College of Foreign Languages, Zhengzhou University of Technology, Zhengzhou, Henan, China.
Comput Intell Neurosci. 2022 May 9;2022:5283439. doi: 10.1155/2022/5283439. eCollection 2022.
In the field of education, the development of educational big data has become an important strategic choice to promote the construction of the digital campus and educational reform, and educational big data has become a new driving force in the field of education that cannot be ignored. Based on the theoretical basis of output-driven hypothesis neural network, and combining the media spanning of contemporary art and cross-media association effect, this study changes the status quo of English teaching through traditional methods such as grammar-translation method and deductive method and constructs a new cross-media university English teaching model. Based on the existing feature learning model of two-way attention, combined with existing techniques such as generative adversarial networks and semantic hashing, the semantic association between different media data is deeply mined, and feature learning is integrated with adversarial learning and hash learning to build a unified semantic space for different media data. In this paper, we focus on the structure and characteristics of convolutional neural networks through the study of deep learning theory, discuss three classical convolutional neural network models, such as AlexNet, VGG, and GoogLeNet, and propose a convolutional neural network model applicable to cross-media teaching in college English classroom and carry out experimental validation, and the results show that the proposed neural network model is based on output-driven hypothesis. The following research has been added to the abstract: to address the key problem of the semantic gap that is difficult to cross in cross-media semantic learning, a cross-media supervised adversarial hashing model based on two-way attentional features is proposed. Based on the existing two-way attention-based feature learning model, we combine existing techniques such as generative adversarial networks and semantic hashing to deeply explore the semantic association between different media data and integrate feature learning with adversarial learning and hashing to build a unified semantic space for different media data. The results show that the proposed neural network model of cross-media teaching in college English classrooms based on the output-driven hypothesis can not only promote the improvement of students' English literacy skills but also have a certain promotion effect on their overall performance improvement.

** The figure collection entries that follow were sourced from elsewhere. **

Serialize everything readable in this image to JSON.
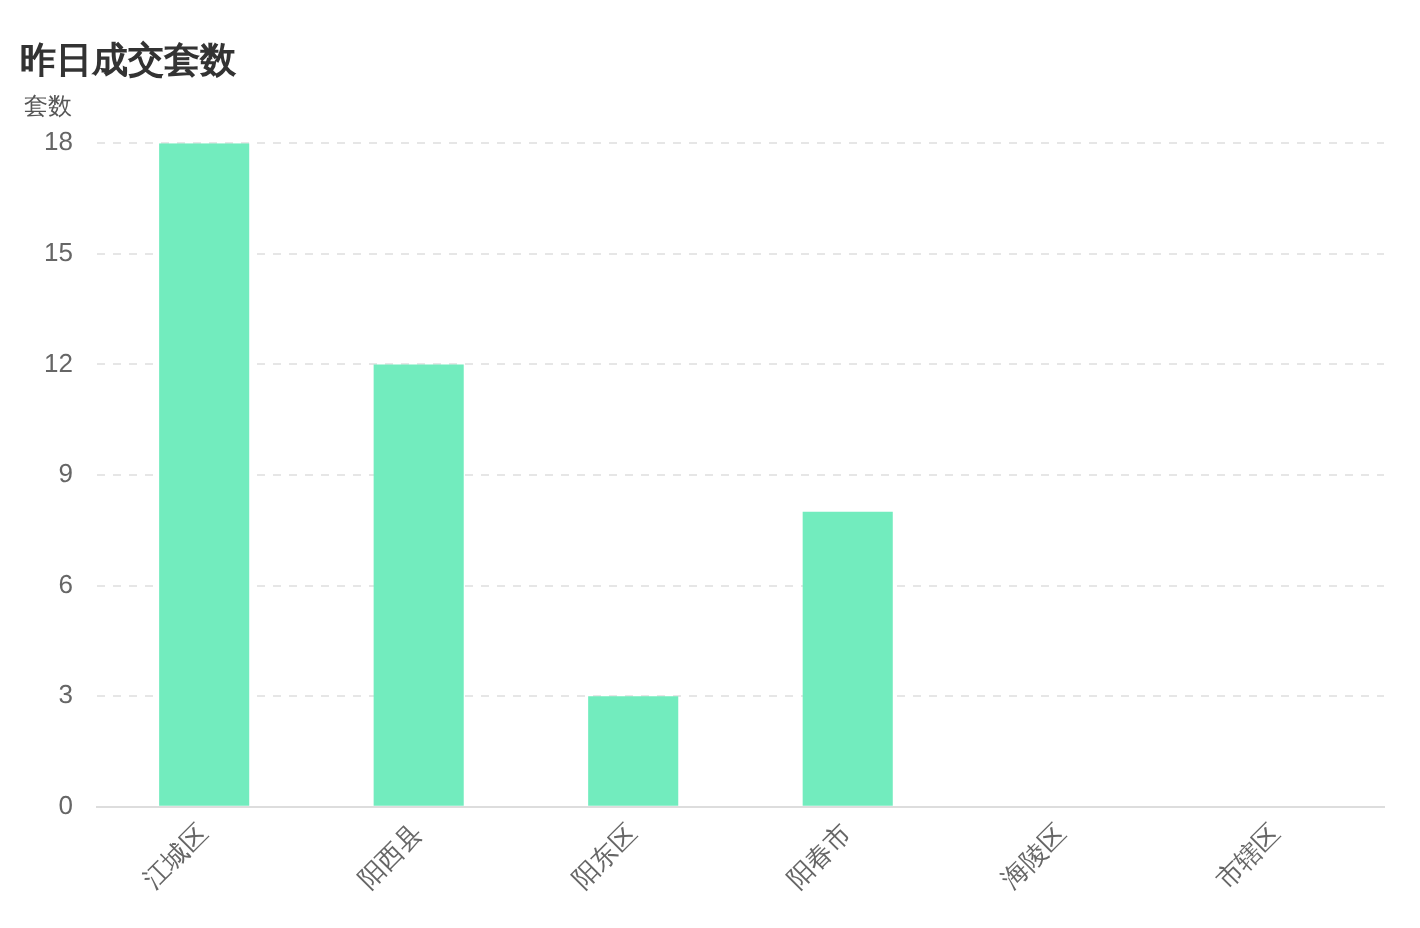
{
  "chart_data": {
    "type": "bar",
    "title": "昨日成交套数",
    "ylabel": "套数",
    "categories": [
      "江城区",
      "阳西县",
      "阳东区",
      "阳春市",
      "海陵区",
      "市辖区"
    ],
    "values": [
      18,
      12,
      3,
      8,
      0,
      0
    ],
    "color": "#72ecbe",
    "ylim": [
      0,
      18
    ],
    "yticks": [
      0,
      3,
      6,
      9,
      12,
      15,
      18
    ],
    "grid": "y"
  }
}
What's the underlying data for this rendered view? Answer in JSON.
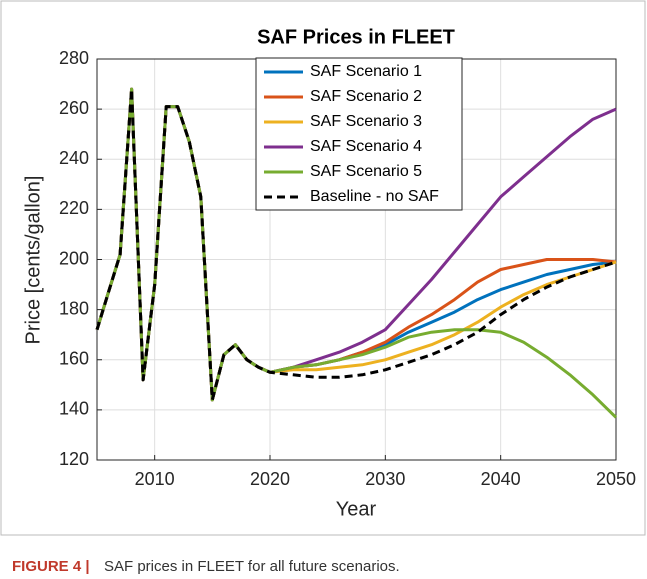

在教育领域,教育大数据的发展成为推动数字校园建设和教育改革的重要战略选择,教育大数据已经成为教育领域不容忽视的新动力。本研究基于输出驱动假说神经网络的理论基础,结合当代艺术的媒体跨越和跨媒体联想效应,改变了传统语法翻译法和演绎法等方法的英语教学现状,构建了一种新的跨媒体大学英语教学模式。基于现有的双向注意特征学习模型,结合生成对抗网络和语义哈希等现有技术,深入挖掘不同媒体数据之间的语义关联,将特征学习与对抗学习和哈希学习相结合,构建不同媒体数据的统一语义空间。本文通过对深度学习理论的研究,重点研究了卷积神经网络的结构和特点,探讨了 AlexNet、VGG、GoogLeNet 等三个经典卷积神经网络模型,并提出了一种适用于大学英语课堂跨媒体教学的卷积神经网络模型,并进行了实验验证,结果表明,所提出的神经网络模型基于输出驱动假说。以下是对摘要的补充研究:为了解决跨媒体语义学习中难以跨越的语义鸿沟这一关键问题,提出了一种基于双向注意特征的跨媒体监督对抗哈希模型。在现有的基于双向注意的特征学习模型基础上,结合生成对抗网络和语义哈希等现有技术,深入挖掘不同媒体数据之间的语义关联,将特征学习与对抗学习和哈希学习相结合,构建不同媒体数据的统一语义空间。研究结果表明,基于输出驱动假说的大学英语跨媒体课堂教学的神经网络模型不仅可以促进学生英语素养技能的提高,对其整体成绩的提高也有一定的促进作用。